Results: Our results show a dramatic difference in the cell types present in VG vs. CV 24hrs post-surgery. CV predominantly had non-immune cells (93% of total distributed in 9 clusters), including EC, SMC, FB and Adipo, with fewer immune (7%, T-Cells). In striking contrast, VG demonstrated partial loss of ECs, Adipo and FB with simultaneous infiltration of immune cells, accounting for 89% of total cells, with 4 T-cell clusters (52%) (CD3D+PTPRC+CD19+IL3RA+), primarily Th1 cells (67% of T-Cells), 4 monocyte/macrophages clusters (34%) (CD68+TGFB1_CANFA+IL1R1+) and 1 B-cell cluster (3%). Further, supervised analysis of individual clusters highlighted differential expression of several genes including, chemokines (IL-8, CCL4/2), TFs (FOS) and extracellular matrix/vascular components (collagen/COL1A1, endothelin/EDN). Intriguingly, these findings were corroborated by bulk-RNA-seq indicating significant activation of inflammatory pathway, Th1 pathway, CD28 signaling in Th1 cells, PI3K signaling in B-cells, IL-8 and chemokine signaling. Finally, IHC analysis also validated the higher number of CD3+ T-cells in the VG.
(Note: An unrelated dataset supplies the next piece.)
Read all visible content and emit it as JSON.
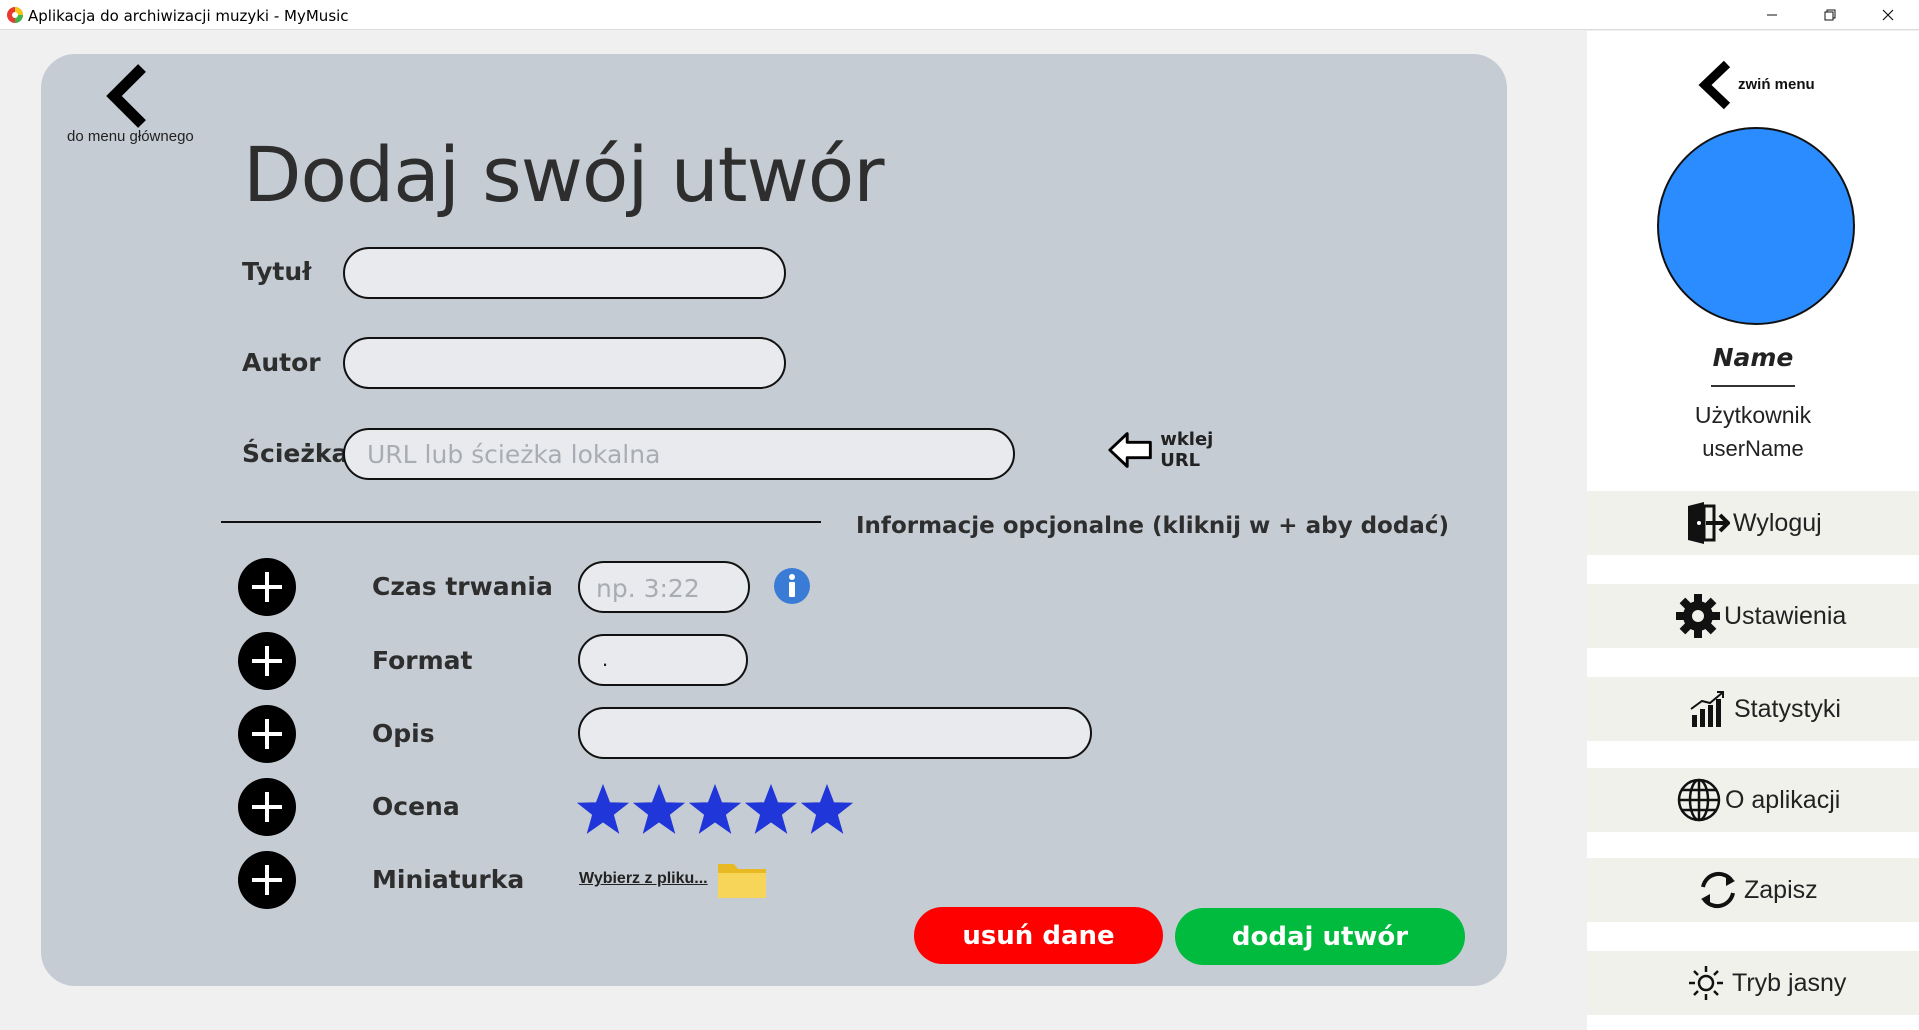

Conclusion: Significant monocytes/macrophages and T-cell infiltrates in VG vs CV reveal an early contribution of both innate and adaptive immune response towards the pathophysiology of VG remodeling. Sc-genomics provide a better understanding of the complex ecosystem that governs implantation injury and unsuccessful adaptations of the VG leading to graft failure, thereby opening avenues for plausible effective preventive measures and early therapeutic targets.